THE GIANT MURUNTAU GOLD DEPOSIT GEOLOGIC, GEOCHRONOLOGIC, AND FLUID INCLUSION CONSTRAINTS ON ORE GENESIS

摘要

We reinterpret the regional geologic setting of the giant Muruntau gold deposit and report new ~(40)Ar/~(39)Ar isotope age determinations and a laser Raman microprobe analysis of fluid inclusions. New ~(40)Ar/~(39)Ar isotope age determinations of hydrothermal sericite selvages to gold-stage quartz veins are in excellent agreement with older Rb-Sr dates on auriferous quartz veins. They suggest Triassic sericite formation at 245 and 220 Ma, some 30 m.y. later than subjacent felsic intrusions as defined by Rb-Sr data. These dates call into question the role of magmatic fluid, metal, and heat input. Indeed, the Rb-Sr pluton ages may be a reflection of hydrothermal activity rather than cooling from magmatic conditions.The Muruntau deposit is situated adjacent to a major rift, which has been periodically active from the Devonian to the Tertiary and has accumulated a substantial thickness of chemical, volcaniclastic, and elastic sediments, including red beds and evaporites.
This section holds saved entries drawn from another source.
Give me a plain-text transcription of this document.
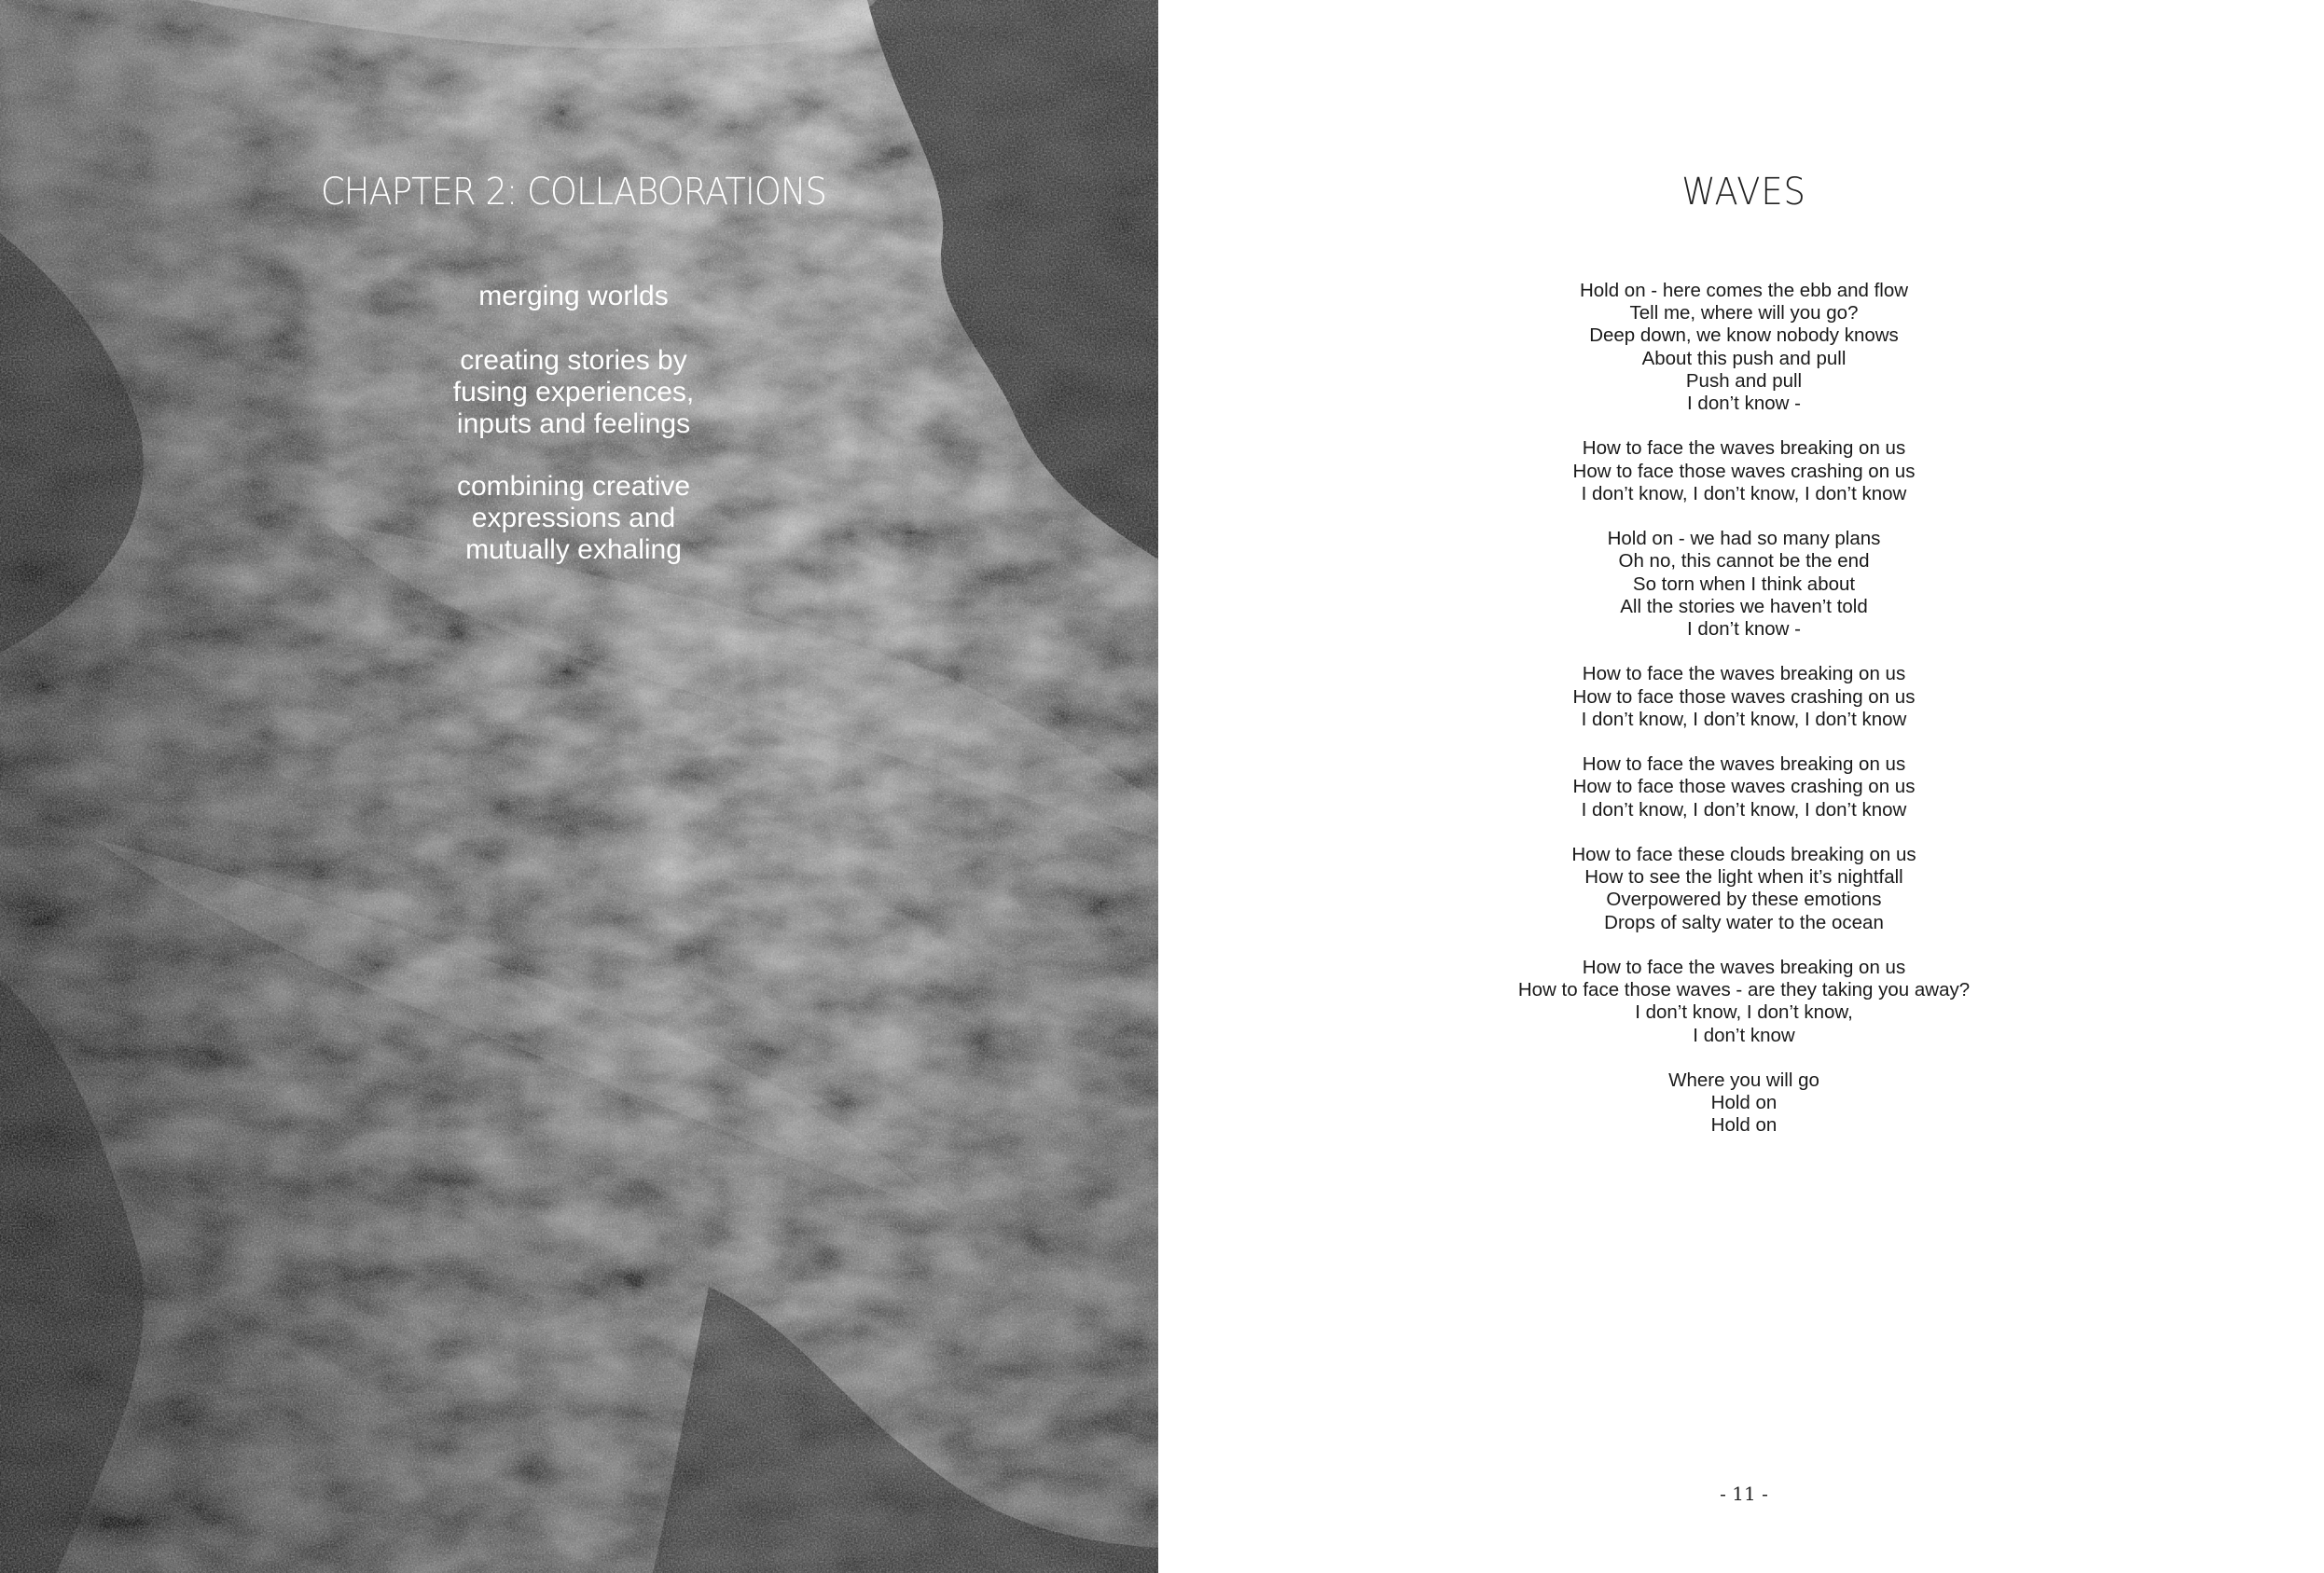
CHAPTER 2: COLLABORATIONS
merging worlds
creating stories by
fusing experiences,
inputs and feelings
combining creative
expressions and
mutually exhaling
WAVES
Hold on - here comes the ebb and flow
Tell me, where will you go?
Deep down, we know nobody knows
About this push and pull
Push and pull
I don’t know -
How to face the waves breaking on us
How to face those waves crashing on us
I don’t know, I don’t know, I don’t know
Hold on - we had so many plans
Oh no, this cannot be the end
So torn when I think about
All the stories we haven’t told
I don’t know -
How to face the waves breaking on us
How to face those waves crashing on us
I don’t know, I don’t know, I don’t know
How to face the waves breaking on us
How to face those waves crashing on us
I don’t know, I don’t know, I don’t know
How to face these clouds breaking on us
How to see the light when it’s nightfall
Overpowered by these emotions
Drops of salty water to the ocean
How to face the waves breaking on us
How to face those waves - are they taking you away?
I don’t know, I don’t know,
I don’t know
Where you will go
Hold on
Hold on
- 11 -
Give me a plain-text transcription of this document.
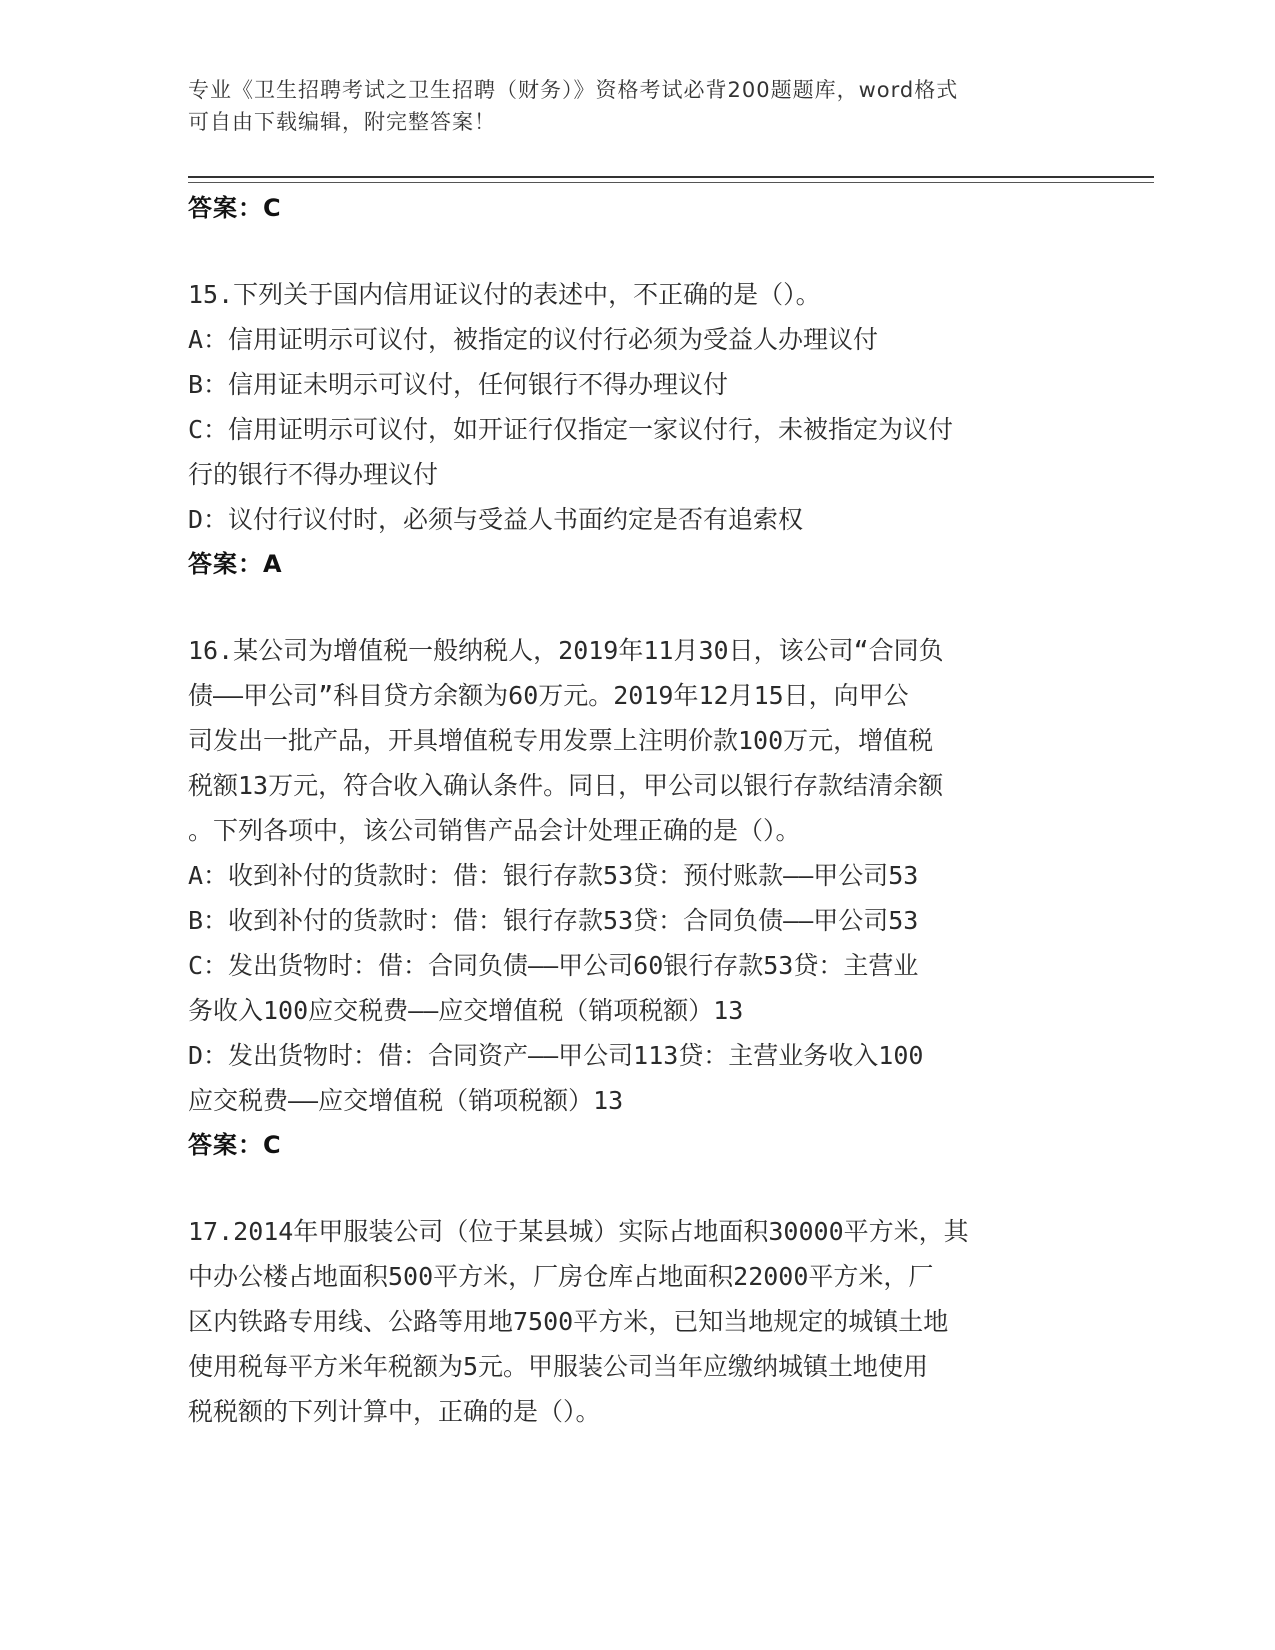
专业《卫生招聘考试之卫生招聘（财务）》资格考试必背200题题库，word格式
可自由下载编辑，附完整答案！
答案：C
15.下列关于国内信用证议付的表述中，不正确的是（）。
A：信用证明示可议付，被指定的议付行必须为受益人办理议付
B：信用证未明示可议付，任何银行不得办理议付
C：信用证明示可议付，如开证行仅指定一家议付行，未被指定为议付
行的银行不得办理议付
D：议付行议付时，必须与受益人书面约定是否有追索权
答案：A
16.某公司为增值税一般纳税人，2019年11月30日，该公司“合同负
债——甲公司”科目贷方余额为60万元。2019年12月15日，向甲公
司发出一批产品，开具增值税专用发票上注明价款100万元，增值税
税额13万元，符合收入确认条件。同日，甲公司以银行存款结清余额
。下列各项中，该公司销售产品会计处理正确的是（）。
A：收到补付的货款时：借：银行存款53贷：预付账款——甲公司53
B：收到补付的货款时：借：银行存款53贷：合同负债——甲公司53
C：发出货物时：借：合同负债——甲公司60银行存款53贷：主营业
务收入100应交税费——应交增值税（销项税额）13
D：发出货物时：借：合同资产——甲公司113贷：主营业务收入100
应交税费——应交增值税（销项税额）13
答案：C
17.2014年甲服装公司（位于某县城）实际占地面积30000平方米，其
中办公楼占地面积500平方米，厂房仓库占地面积22000平方米，厂
区内铁路专用线、公路等用地7500平方米，已知当地规定的城镇土地
使用税每平方米年税额为5元。甲服装公司当年应缴纳城镇土地使用
税税额的下列计算中，正确的是（）。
We infer that the Muruntau deposit is so large because of the presence of a major source of reduced sulfur in these nearby evaporitic sediments, via thermochemical sulfate reduction. Some support for the role of reduced sulfur is provided by the presence of detectable H_2S in fluid inclusions from late-stage auriferous quartz veins. Reduced sulfur-rich fluids could have been focused into the depositional site along major northeast-trending structures, which have influenced rift-basin architecture as recently as the Jurassic. Oxidation could, therefore, be an important ore-precipitating mechanism. A change from early CH_4- to later syngold CO_2-dominant fluid inclusions may be an indication of this process.